J'ai déjà eu l'occasion de l'expliquer début septembre : le Pakistan est fils de l'Indus.C'étaient les inondations provoquées par le grand fleuve qui avaient suscité ce billet.
Au-delà de cette intuition (ou plutôt de ce raisonnement), il manquait une vérification sur le terrain. Nous la voici donnée par Frédéric Bobin, dans un passionnant petit article "Les structures de la société pakistanaise remises en cause par les crues de l'Indus" (accessible seulement aux abonnés). On s'y aperçoit de l'importance de ces inondations.
Que dit cet article ? Il constate trois évolutions profondes :
1/ Émergence de la société civile. "La première de ces évolutions est l'émergence de la société civile comme force de solidarité se substituant à un Etat dysfonctionnel". En effet, "secteur privé, ONG et partis politiques ont pris en charge cette assistance". Et l'auteur ne le dit pas mais le suggère, les talibans ont finalement un rôle marginal dans cette solidarité. C'est probablement dû au fait que les inondations ont surtout touché le Sind méridional.
2/ L'exode rural. Il y a eu quatre millions de personnes déplacées. Or, "une bonne partie de ces sinistrés ne retourneront pas dans les villages d'origine, accélérant un exode rural déjà bien engagé" . Alors qu'à Karachi notamment, les rivalités entre les différents groupes ethniques font rage : Mohajirs (réfugiés d'Inde lors de la partition de 1947), Sindis autochtones et Pachtounes. L'arrivée des nouveaux ne devrait toutefois pas provoquer une rupture, estime l'auteur.
3/ Redéfinition du lien féodal. Certains des réfugiés retourneront dans leur village, ce qui pourrait remettre en question la relation quasi féodale avec les wadero (les propriétaires fonciers) qui n'ont pas montré, lors des inondations, le rôle de protecteur qui justifiait leur position. "De surcroît, les paysans déplacés en périphérie des villes ont été exposés à une nouvelle réalité sociale, moins oppressive".
4/ Ainsi, le débordement de l'Indus a-t-il des conséquences profondes sur l'équilibre pakistanais : il convient d'en prendre conscience, alors que le pays nous intéresse à plusieurs points de vue (guerre en Afghanistan, prolifération, lien avec la Chine et l'Asie centrale, rivalité avec l'Inde, ...).

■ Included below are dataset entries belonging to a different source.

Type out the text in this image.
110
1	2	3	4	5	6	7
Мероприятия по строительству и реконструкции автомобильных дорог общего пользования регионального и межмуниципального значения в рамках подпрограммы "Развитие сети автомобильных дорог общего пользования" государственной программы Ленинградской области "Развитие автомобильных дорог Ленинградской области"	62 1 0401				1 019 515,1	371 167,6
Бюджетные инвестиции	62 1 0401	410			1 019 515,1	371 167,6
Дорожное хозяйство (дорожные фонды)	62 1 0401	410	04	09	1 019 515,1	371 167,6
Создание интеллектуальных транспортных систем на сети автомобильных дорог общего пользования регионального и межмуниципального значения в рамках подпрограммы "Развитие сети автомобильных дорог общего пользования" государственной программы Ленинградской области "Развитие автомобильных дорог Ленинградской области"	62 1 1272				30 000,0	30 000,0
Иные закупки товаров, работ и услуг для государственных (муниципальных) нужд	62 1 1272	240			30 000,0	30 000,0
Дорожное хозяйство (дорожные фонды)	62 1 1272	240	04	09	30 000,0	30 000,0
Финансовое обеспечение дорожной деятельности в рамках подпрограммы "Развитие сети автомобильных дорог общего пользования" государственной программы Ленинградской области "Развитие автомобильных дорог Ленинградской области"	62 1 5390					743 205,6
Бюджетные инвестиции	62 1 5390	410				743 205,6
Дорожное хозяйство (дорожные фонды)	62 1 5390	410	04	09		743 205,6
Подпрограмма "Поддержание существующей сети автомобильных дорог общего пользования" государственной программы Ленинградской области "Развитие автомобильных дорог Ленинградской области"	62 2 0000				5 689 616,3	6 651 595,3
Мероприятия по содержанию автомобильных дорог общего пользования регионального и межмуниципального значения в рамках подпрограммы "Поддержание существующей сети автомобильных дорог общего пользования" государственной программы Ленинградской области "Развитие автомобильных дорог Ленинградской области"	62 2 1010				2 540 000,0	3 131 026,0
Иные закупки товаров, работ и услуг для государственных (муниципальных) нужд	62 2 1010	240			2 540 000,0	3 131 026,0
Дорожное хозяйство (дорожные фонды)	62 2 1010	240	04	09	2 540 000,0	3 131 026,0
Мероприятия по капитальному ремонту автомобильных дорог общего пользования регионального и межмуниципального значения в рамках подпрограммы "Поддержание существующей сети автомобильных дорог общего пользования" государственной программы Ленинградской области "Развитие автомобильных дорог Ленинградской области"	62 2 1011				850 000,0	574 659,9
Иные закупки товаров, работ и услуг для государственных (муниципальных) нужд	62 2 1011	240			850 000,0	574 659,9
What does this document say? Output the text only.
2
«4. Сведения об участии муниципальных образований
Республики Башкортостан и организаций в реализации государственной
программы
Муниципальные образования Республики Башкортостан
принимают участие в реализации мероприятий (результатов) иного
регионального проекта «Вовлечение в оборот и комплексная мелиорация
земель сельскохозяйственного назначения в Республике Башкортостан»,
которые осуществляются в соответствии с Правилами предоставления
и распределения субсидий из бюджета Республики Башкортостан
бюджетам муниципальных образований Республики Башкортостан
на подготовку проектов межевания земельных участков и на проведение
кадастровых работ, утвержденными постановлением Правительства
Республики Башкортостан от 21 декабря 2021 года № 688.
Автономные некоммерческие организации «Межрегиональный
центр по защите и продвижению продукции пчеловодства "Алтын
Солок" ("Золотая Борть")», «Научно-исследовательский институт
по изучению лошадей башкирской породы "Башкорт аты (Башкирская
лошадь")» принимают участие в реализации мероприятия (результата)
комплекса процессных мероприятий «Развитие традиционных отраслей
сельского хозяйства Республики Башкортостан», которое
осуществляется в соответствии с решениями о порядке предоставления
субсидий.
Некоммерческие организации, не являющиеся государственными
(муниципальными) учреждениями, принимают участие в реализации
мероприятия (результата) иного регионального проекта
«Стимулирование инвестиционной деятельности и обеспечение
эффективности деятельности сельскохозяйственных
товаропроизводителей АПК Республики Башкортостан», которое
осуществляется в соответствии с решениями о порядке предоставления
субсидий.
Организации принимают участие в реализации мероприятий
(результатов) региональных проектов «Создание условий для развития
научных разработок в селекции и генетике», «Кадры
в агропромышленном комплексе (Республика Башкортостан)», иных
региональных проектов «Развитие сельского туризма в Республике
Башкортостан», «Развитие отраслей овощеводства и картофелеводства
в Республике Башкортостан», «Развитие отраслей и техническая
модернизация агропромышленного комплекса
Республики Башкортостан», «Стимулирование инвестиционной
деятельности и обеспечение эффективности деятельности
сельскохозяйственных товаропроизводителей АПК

5/ Surtout, ce cas illustre le thème de la géopolitique des ressources : comme je l'ai déjà écrit, elle lie la géopolitique, l'économie et l'écologie. Ici, un débordement "naturel" provoque une crise suffisamment profonde que l'équilibre de la société en est altéré, ce qui l'amène à de nouvelles considérations géopolitiques. Dans le cas présent, les deux premiers points sont valides, il convient encore d'examiner le troisième.
Mais la géopolitique, comme les évolutions sociales ou écologiques, requiert le temps long.... Nous aurons donc le temps d'y revenir. Mais plus que jamais, il faut considérer le Pakistan comme le fils de l'Indus, et non comme le fils musulman de l'Inde.